Saturday, May 16, 2009

Bunionectomy, 2-1/2 years later

Every once in awhile someone will search my blog to read about bunionectomy surgery. It's been 2-1/2 years since I had my right bunionectomy surgery and so I thought I would write an update in case anyone is curious about the longer term consequences of the surgery.

It was a good 3 months before I could get back into normal street shoes, and then, not all of them. I am also now up another shoe size, partly because of the surgery, partly because of just putting on weight and my feet widening up. In 6 months my foot was probably as good as it is going to get; it was still swelling daily up till about 5 months or so. It still gets tired and swollen if I am on it very long. In a normal workday it's fine, but on a day when I'm doing housework more than transcribing, or days like yesterday when I was running around from garage sale to garage sale, it gets pretty sore. I am not able to run for exercise. Maybe I could with the right shoes but I have not bothered to hunt down the perfect pair.  Walking for exercise is okay as long as I wear good supportive shoes, and then get off my feet soon thereafter.  When the weather is cold and I don't wear adequate footwear, I can feel something in that joint; I picture the screw that I have in there getting cold and making the joint feel cold, but that may just be my imagination.  There is still a jagged scar across the top of the joint that is very noticeable to me, though probably nobody cares about how my feet look anywhere near as much as I think they do. 
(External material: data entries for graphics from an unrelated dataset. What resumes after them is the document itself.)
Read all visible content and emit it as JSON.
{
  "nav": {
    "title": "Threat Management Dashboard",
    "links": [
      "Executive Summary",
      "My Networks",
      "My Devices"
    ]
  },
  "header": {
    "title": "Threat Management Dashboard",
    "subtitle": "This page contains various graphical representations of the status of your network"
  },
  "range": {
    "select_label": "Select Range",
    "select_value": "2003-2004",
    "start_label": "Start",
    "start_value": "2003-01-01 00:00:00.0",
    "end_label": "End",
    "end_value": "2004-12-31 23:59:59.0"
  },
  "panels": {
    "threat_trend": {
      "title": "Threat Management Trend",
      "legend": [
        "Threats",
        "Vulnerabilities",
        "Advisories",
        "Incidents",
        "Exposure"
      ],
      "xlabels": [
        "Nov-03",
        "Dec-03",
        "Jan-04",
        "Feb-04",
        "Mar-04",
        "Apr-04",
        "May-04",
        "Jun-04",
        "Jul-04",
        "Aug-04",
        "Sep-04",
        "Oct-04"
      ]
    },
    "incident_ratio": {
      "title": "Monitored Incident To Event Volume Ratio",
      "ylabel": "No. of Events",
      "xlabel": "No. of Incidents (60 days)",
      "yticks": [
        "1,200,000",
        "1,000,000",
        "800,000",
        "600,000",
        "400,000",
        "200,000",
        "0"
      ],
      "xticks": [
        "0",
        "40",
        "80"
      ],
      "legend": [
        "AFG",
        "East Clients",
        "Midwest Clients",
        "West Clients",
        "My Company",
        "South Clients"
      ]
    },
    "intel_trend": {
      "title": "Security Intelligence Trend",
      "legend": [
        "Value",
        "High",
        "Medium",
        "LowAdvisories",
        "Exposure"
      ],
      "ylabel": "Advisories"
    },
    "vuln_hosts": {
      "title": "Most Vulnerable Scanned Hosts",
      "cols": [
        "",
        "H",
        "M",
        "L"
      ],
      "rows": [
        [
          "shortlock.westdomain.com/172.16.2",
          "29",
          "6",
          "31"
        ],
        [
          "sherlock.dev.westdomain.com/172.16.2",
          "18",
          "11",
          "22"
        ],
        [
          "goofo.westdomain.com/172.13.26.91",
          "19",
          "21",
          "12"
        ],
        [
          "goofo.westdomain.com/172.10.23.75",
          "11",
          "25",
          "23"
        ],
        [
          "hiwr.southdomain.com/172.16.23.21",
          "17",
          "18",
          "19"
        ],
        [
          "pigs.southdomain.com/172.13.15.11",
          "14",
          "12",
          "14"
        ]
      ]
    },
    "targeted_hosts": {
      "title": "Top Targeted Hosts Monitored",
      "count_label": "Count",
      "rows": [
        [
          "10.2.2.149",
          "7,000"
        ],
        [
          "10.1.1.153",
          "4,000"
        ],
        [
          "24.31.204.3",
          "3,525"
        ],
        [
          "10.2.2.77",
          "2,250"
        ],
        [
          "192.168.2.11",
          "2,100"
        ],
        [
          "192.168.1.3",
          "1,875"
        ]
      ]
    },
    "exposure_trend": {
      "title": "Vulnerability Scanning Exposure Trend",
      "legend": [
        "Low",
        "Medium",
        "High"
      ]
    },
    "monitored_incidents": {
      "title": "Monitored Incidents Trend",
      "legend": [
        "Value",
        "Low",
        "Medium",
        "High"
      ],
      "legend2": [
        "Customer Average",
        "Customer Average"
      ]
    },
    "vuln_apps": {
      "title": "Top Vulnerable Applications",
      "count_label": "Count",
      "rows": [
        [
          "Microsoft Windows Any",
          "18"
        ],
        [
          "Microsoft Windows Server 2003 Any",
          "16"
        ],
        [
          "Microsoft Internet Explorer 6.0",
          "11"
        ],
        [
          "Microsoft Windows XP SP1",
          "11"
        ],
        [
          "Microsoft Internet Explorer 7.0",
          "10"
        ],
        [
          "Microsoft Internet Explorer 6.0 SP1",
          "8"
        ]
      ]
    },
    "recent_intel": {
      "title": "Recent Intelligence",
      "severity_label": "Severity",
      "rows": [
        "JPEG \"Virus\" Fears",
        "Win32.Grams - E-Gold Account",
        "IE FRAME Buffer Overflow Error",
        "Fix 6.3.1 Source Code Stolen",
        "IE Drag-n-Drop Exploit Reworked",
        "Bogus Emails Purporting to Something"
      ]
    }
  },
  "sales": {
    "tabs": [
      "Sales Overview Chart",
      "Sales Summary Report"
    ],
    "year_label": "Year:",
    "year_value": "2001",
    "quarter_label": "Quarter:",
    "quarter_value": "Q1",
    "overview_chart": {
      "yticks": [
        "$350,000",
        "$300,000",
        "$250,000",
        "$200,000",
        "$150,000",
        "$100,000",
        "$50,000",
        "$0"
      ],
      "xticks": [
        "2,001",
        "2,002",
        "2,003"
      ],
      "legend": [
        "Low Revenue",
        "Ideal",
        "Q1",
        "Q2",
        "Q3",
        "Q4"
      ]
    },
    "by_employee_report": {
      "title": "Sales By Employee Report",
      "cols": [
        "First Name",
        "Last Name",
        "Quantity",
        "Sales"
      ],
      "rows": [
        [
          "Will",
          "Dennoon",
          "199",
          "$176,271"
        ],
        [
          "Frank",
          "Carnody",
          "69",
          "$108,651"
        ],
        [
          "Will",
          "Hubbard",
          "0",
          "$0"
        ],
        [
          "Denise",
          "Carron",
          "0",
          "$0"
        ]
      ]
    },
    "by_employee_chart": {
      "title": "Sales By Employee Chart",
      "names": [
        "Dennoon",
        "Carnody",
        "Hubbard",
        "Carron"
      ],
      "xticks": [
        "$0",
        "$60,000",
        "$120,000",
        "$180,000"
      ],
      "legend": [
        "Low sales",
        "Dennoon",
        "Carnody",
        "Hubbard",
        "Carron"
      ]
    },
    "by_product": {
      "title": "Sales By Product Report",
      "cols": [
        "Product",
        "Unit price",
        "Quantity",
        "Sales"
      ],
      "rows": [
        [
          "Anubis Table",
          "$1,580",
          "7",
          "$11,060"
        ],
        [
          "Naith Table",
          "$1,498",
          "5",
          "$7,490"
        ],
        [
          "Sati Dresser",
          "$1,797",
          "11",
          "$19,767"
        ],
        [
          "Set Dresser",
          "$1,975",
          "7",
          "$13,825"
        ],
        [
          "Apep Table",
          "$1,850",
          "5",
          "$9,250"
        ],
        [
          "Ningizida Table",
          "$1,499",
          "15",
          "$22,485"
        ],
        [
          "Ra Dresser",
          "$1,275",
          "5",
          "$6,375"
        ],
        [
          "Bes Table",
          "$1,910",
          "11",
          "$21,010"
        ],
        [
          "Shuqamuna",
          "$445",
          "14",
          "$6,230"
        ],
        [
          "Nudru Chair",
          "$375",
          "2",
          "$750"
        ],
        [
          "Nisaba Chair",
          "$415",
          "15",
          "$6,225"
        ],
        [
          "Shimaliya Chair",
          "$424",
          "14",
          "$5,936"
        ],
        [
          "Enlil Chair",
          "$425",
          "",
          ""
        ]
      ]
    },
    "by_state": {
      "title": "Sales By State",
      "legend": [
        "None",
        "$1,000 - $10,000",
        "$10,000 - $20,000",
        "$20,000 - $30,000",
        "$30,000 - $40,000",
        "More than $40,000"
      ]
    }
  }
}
On the plus side, the stabbing, electric, keep-you-awake-at-night bunion pain is completely gone from that foot.  I am still, over all, glad I did it. But I am determined now not to get the other side done if at all possible.   I have given up on all my narrow-toe-box shoes (except one pair of boots that I just cannot bear to give up - also cannot bear to wear them so all I can do is take them out of their box every once in awhile and stroke and admire them, then put them away again), so I am not going to make my left foot worse or redo the damage to the right foot. I'm a little bit too tall, old and fat to be wearing 4-inch spike heels anyway. And I recently invested in a professional grade shoe stretcher with little buttons you can add to accommodate bunions or corns and am working on making extra space in all my left shoes so as not to pinch that bunion and make it worse (or more painful in the short term). It's working out quite well.

So: Short version. If you have a bunion and it hurts bad enough to wake you up in the night, or keeps you from exercising or enjoying time with your family and friends, have the surgery, but preventing the whole thing in the first place would be much preferable. Of course what sweet young thing is going to listen to my advice not to wear sexy high-heeled shoes? I didn't listen to MY mom, either.

2 comments:

Irene said...

Dear Maria,
Reading your story was as if I were reading a chapter in my own life. Everything you have described, I have experienced myself. I had a bunionectomy to my Rt. foot 3 years ago in August. It has bothered my in all the same ways yours bothers you. Recently, I have seen another podiatrist to determine if she could help me relieve some of the pain and stiffness I have. She has suggested I try an orthotic device but also talked about another surgery to correct some of the soft tissue problems I am having. It scares me greatly to consider another surgery as I do not know if it will make it better, stay the same or perhaps make it worse.
Have you ever considered another surgery or wondered about the success of the first surgery? I look forward to hearing from you.

Sincerely,
Irene

Maria Stahl said...

Irene, I wish I had your e-mail! I hope you see this. Anyway the plot thickens: I now have plantar fasciitis in that same foot, probably due to favoring it too much. I never wanted to bend the big toe up too much and so never worked the stiffness out of it and then started feeling like I had stepped on a rock with my heel and bruised the bone. I found out it's plantar fasciitis as a direct result of not bending that toe back and stretching the plantar fascia! So now I'm really stretching that big toe back, and the bunionectomy pain is really much better than when I wrote this post. The fasciitis is another story. Surgery is not much of an option for that. I'm trying an orthotic for that (not the toe) and doing a lot of stretching and icing and I think I am making progress.